Is there anything you’d want to say to other people who are battling addiction, or are looking for their identity in a misguided place?

There’s an idea in America that you only have one time in your life where you can do whatever you want, and that’s when you’re young. You graduate and get a copy of the Dr. Seuss book Oh, the Places You’ll Go. And then you set yourself up for the rest of your life.

I have this idea of a “big bang theory of extreme joy” which are disruptive events in life that force you to start over. I’ve had a number of times in my life when I had to start over. Rehab was one of them, five years after the world was supposed to be my oyster. It sucked. But I was able to create a new identity for myself through that.

A lot of things can be that big bang for you. It can be the end of a relationship. It can be somebody really close to you dying. It can be losing a job, moving your stuff into storage and hitting the road for a year, or having a child. All these things that are big life changes where you recreate that feeling of possibility that is really exciting, even if the event is really sad.

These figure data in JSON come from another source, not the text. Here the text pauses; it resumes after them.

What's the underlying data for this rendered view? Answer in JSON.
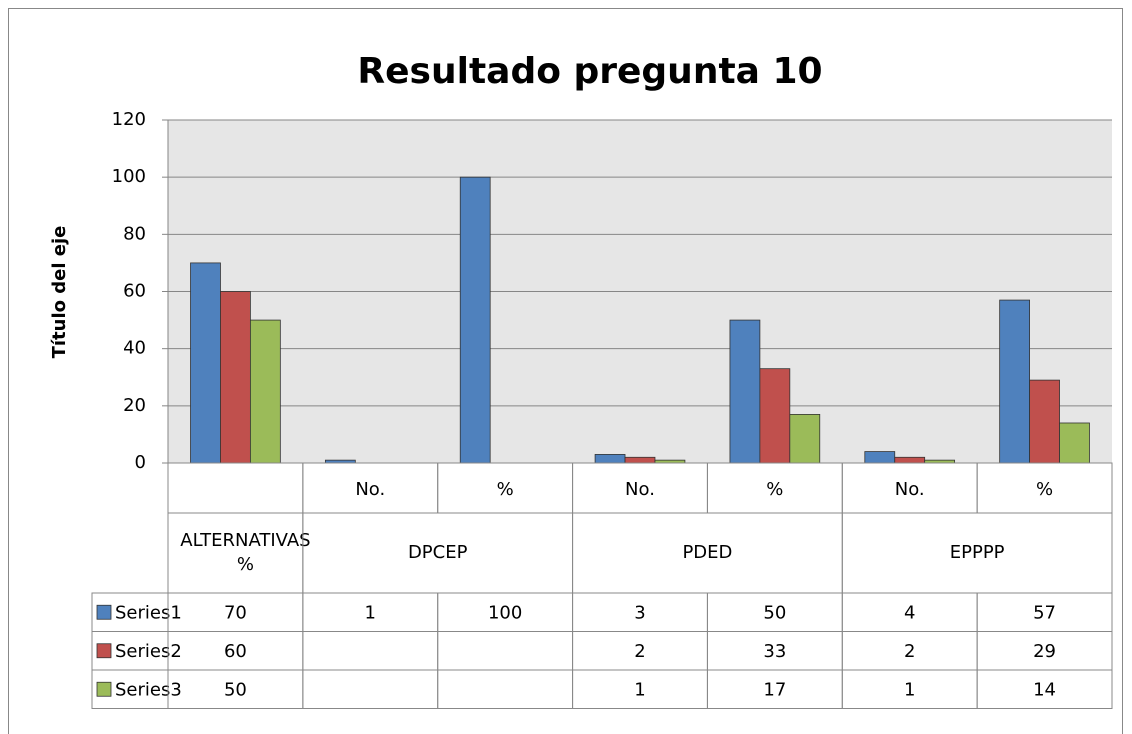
{
  "chart_data": {
    "type": "bar",
    "title": "Resultado pregunta 10",
    "y_label": "Título del eje",
    "categories": [
      null,
      "No.",
      "%",
      "No.",
      "%",
      "No.",
      "%"
    ],
    "groups": [
      {
        "name": "ALTERNATIVAS %",
        "size": 1
      },
      {
        "name": "DPCEP",
        "size": 2
      },
      {
        "name": "PDED",
        "size": 2
      },
      {
        "name": "EPPPP",
        "size": 2
      }
    ],
    "series": [
      {
        "name": "Series1",
        "color": "#4f81bd",
        "values": [
          70,
          1,
          100,
          3,
          50,
          4,
          57
        ]
      },
      {
        "name": "Series2",
        "color": "#c0504d",
        "values": [
          60,
          null,
          null,
          2,
          33,
          2,
          29
        ]
      },
      {
        "name": "Series3",
        "color": "#9bbb59",
        "values": [
          50,
          null,
          null,
          1,
          17,
          1,
          14
        ]
      }
    ],
    "ylim": [
      0,
      120
    ],
    "yticks": [
      0,
      20,
      40,
      60,
      80,
      100,
      120
    ],
    "grid": true,
    "data_table": true
  }
}
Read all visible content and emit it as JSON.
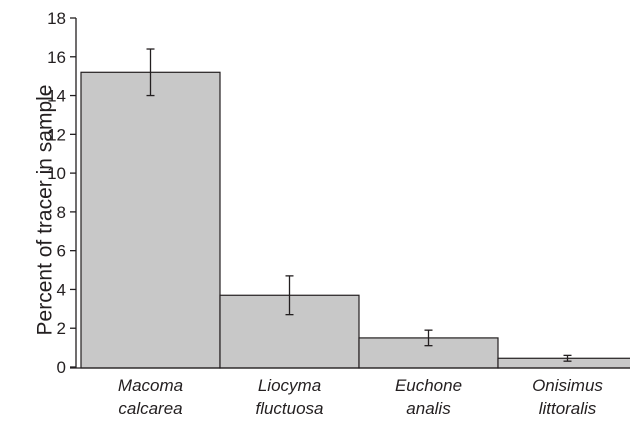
{
  "chart_data": {
    "type": "bar",
    "categories": [
      [
        "Macoma",
        "calcarea"
      ],
      [
        "Liocyma",
        "fluctuosa"
      ],
      [
        "Euchone",
        "analis"
      ],
      [
        "Onisimus",
        "littoralis"
      ]
    ],
    "values": [
      15.2,
      3.7,
      1.5,
      0.45
    ],
    "error": [
      1.2,
      1.0,
      0.4,
      0.15
    ],
    "ylabel": "Percent of tracer in sample",
    "xlabel": "",
    "title": "",
    "ylim": [
      0,
      18
    ],
    "yticks": [
      0,
      2,
      4,
      6,
      8,
      10,
      12,
      14,
      16,
      18
    ],
    "grid": false,
    "legend": "none",
    "bar_color": "#c8c8c8",
    "edge_color": "#231f20"
  }
}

I encourage people to think about it that way. If you don’t have that in your life and you are not happy, how can you create that? Are you really going sit around at your job and complain for the next 25 years? Or are you going to do something about it? I hope that that’s what people can take away from my story. You are in charge of your own story to an extent. If you are born in America and read books for pleasure, you can choose a destiny in some respect.